Ela também contou que, em discussão ocorrida em abril deste ano, após pedir a separação, foi segurada pelo braço, sofreu hematomas e deixou a residência com medo. De acordo com o relato, a mulher acionou a Polícia Militar quando Bruno se dirigiu ao quarto onde costumava guardar seu armamento.
Em fevereiro, a Justiça já havia decidido que Bruno e o colega Guilherme Augusto Macedo irão a júri popular, com data ainda a ser marcada. Ambos respondiam em liberdade pelo crime de homicídio qualificado por motivo torpe e com recurso que dificulta a defesa da vítima. Três pedidos anteriores de prisão preventiva formulados pela família não tinham sido acolhidos.
O estudante foi morto com um tiro à queima-roupa na madrugada de 20 de outubro de 2024, na Vila Mariana, Zona Sul de São Paulo. O episódio começou quando Marco Aurélio deu um tapa no retrovisor de uma viatura que transitava pela Rua Cubatão e correu para o interior de um hotel onde estava hospedado com uma amiga. No carro policial estavam Guilherme Augusto Macedo e Bruno Carvalho do Prado.
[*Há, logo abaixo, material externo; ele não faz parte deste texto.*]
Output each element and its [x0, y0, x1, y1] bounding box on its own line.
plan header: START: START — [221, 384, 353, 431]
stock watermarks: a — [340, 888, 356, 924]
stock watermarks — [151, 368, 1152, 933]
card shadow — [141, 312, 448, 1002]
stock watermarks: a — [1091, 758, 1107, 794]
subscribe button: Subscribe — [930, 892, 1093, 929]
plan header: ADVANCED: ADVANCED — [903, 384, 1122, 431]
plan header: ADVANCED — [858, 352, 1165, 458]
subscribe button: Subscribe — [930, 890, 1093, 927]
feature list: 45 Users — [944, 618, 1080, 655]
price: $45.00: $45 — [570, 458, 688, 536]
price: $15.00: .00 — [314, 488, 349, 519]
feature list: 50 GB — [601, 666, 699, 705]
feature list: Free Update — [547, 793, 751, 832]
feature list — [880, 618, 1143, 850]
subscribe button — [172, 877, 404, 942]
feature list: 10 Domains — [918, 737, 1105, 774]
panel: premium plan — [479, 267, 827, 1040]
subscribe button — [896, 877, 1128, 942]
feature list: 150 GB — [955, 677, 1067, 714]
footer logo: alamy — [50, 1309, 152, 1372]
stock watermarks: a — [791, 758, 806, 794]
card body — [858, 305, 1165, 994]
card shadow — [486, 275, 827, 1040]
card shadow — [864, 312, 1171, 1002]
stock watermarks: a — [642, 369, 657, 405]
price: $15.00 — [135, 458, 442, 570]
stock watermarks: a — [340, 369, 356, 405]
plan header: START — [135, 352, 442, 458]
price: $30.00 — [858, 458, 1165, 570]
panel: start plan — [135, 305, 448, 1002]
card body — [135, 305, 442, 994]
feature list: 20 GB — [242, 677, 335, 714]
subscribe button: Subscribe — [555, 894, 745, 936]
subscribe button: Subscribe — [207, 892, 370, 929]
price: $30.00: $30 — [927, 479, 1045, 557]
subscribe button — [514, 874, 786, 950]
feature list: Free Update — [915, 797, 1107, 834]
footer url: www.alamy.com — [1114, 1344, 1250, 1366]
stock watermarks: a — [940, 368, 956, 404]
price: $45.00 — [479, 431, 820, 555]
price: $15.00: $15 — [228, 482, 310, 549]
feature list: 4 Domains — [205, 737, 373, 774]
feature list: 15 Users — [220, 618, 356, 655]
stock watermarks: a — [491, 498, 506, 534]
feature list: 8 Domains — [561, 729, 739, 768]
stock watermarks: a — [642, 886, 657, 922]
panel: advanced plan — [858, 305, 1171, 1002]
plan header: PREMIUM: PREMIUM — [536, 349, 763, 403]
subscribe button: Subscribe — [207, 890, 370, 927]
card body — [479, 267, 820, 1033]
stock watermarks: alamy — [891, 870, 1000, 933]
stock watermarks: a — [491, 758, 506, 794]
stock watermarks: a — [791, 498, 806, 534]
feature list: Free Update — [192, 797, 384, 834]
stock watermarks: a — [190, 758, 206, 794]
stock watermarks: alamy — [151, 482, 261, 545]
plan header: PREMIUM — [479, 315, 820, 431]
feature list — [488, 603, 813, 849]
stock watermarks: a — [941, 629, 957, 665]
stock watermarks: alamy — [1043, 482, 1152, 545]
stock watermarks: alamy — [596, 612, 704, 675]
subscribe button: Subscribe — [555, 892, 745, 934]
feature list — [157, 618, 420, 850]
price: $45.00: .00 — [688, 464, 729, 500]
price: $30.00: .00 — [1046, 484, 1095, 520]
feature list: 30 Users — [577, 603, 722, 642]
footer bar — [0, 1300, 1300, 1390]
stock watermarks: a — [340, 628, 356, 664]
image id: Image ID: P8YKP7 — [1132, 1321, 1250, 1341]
Os dois militares desceram e seguiram o jovem até o saguão. Nas imagens, Guilherme aponta o revólver e grita “você vai tomar” enquanto tenta puxá-lo pelo braço. Em seguida, Bruno chuta o estudante, que reage segurando o pé do policial e cai ao chão. Logo depois, Guilherme dispara à queima-roupa, atingindo o abdômen da vítima.
Marco Aurélio foi encaminhado ao Hospital Ipiranga, mas não resistiu. A unidade encontrava-se superlotada e sem equipamento de tomografia, conforme registrado na ficha de atendimento médico.